Noninvasive imaging of Staphylococcus aureus infections with a nuclease-activated probe

Diagnosis of bacterial infections is largely based on nonspecific criteria, with definitive diagnoses made only after biopsy or culture. Frank Hernandez and his colleagues demonstrate noninvasive imaging of Staphylococcus aureus infections in mice with an activatable fluorescent molecular imaging probe. The approach exploits the properties of micrococcal nuclease and uses short, synthetic oligonucleotides that are highly sensitive to micrococcal nuclease but are rendered resistant to mammalian serum nucleases by chemical modifications. Technologies that enable the rapid detection and localization of bacterial infections in living animals could address an unmet need for infectious disease diagnostics. We describe a molecular imaging approach for the specific, noninvasive detection of S. aureus based on the activity of the S. aureus secreted nuclease, micrococcal nuclease (MN).

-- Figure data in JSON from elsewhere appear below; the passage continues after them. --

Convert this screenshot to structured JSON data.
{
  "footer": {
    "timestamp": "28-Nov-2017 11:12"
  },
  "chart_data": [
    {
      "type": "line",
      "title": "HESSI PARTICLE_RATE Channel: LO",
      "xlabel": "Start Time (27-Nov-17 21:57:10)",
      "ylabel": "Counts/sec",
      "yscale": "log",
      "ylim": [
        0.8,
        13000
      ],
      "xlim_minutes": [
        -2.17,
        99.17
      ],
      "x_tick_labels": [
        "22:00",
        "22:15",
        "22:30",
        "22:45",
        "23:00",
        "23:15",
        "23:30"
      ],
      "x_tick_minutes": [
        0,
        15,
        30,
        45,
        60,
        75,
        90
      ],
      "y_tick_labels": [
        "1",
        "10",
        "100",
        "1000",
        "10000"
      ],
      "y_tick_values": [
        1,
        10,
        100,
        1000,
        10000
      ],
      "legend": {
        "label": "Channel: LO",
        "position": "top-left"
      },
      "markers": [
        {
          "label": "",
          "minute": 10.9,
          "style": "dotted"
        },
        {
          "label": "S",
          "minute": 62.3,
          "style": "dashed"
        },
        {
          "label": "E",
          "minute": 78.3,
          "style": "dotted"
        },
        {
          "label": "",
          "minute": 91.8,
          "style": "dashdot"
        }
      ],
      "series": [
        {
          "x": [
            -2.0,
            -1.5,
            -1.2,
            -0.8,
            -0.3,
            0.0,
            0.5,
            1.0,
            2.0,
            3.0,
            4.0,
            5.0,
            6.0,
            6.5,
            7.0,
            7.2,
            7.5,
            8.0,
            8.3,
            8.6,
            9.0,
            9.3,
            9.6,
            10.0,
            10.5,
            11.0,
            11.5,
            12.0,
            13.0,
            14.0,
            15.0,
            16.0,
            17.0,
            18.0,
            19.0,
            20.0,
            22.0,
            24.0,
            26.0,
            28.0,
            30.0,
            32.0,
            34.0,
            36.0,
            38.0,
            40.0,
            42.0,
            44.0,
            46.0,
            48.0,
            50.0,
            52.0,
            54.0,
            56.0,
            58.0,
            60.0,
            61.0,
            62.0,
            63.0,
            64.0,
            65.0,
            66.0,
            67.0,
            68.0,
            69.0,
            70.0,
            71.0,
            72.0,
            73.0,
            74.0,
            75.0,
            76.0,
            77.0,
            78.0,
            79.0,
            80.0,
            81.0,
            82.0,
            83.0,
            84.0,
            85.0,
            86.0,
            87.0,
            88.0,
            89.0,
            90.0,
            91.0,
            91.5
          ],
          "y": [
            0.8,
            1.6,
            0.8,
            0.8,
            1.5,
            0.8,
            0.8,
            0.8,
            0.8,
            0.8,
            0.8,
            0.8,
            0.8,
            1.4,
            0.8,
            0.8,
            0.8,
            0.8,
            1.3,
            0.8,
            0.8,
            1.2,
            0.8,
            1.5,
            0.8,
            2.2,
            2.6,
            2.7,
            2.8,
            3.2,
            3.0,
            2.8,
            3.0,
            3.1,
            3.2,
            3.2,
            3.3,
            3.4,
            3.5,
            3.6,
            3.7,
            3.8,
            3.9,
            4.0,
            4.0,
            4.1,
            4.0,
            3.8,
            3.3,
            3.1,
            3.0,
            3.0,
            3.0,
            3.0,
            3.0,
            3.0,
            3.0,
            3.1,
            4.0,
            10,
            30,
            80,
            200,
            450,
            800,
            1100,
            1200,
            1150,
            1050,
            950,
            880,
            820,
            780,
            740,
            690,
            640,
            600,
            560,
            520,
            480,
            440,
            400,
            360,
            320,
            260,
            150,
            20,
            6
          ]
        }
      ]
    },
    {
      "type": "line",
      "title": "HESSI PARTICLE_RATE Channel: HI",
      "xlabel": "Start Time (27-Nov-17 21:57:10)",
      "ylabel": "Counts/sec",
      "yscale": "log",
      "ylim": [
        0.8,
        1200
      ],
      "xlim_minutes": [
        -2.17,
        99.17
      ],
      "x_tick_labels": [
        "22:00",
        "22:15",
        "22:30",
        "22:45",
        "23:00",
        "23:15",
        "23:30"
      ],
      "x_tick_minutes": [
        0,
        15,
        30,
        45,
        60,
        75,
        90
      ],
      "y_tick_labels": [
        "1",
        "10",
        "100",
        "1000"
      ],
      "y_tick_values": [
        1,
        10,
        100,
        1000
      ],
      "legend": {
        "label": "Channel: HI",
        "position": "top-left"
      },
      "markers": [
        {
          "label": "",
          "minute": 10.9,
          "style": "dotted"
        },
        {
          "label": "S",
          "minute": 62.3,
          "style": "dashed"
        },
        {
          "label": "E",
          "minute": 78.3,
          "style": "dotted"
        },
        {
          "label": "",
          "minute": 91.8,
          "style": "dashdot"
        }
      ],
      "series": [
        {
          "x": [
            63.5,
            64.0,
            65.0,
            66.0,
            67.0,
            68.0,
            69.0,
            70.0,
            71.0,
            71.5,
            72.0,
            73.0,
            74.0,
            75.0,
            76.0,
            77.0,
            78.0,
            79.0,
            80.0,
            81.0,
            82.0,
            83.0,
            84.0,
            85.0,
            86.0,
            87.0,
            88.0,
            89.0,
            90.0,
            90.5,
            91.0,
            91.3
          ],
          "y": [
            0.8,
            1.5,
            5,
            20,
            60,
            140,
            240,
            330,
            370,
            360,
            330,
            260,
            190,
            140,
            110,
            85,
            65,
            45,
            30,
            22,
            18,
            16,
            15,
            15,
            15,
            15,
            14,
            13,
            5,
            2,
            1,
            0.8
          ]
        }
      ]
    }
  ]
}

Several short synthetic oligonucleotides, rendered resistant to mammalian serum nucleases by various chemical modifications and flanked with a fluorophore and quencher, were activated upon degradation by purified MN and in S. aureus culture supernatants. A probe consisting of a pair of deoxythymidines flanked by several 2′-O-methyl–modified nucleotides was activated in culture supernatants of S. aureus but not in culture supernatants of several other pathogenic bacteria. Systemic administration of this probe to mice bearing S. aureus muscle infections resulted in probe activation at the infection sites in an MN-dependent manner. This new bacterial imaging approach has potential clinical applicability for infections with S. aureus and several other medically important pathogens.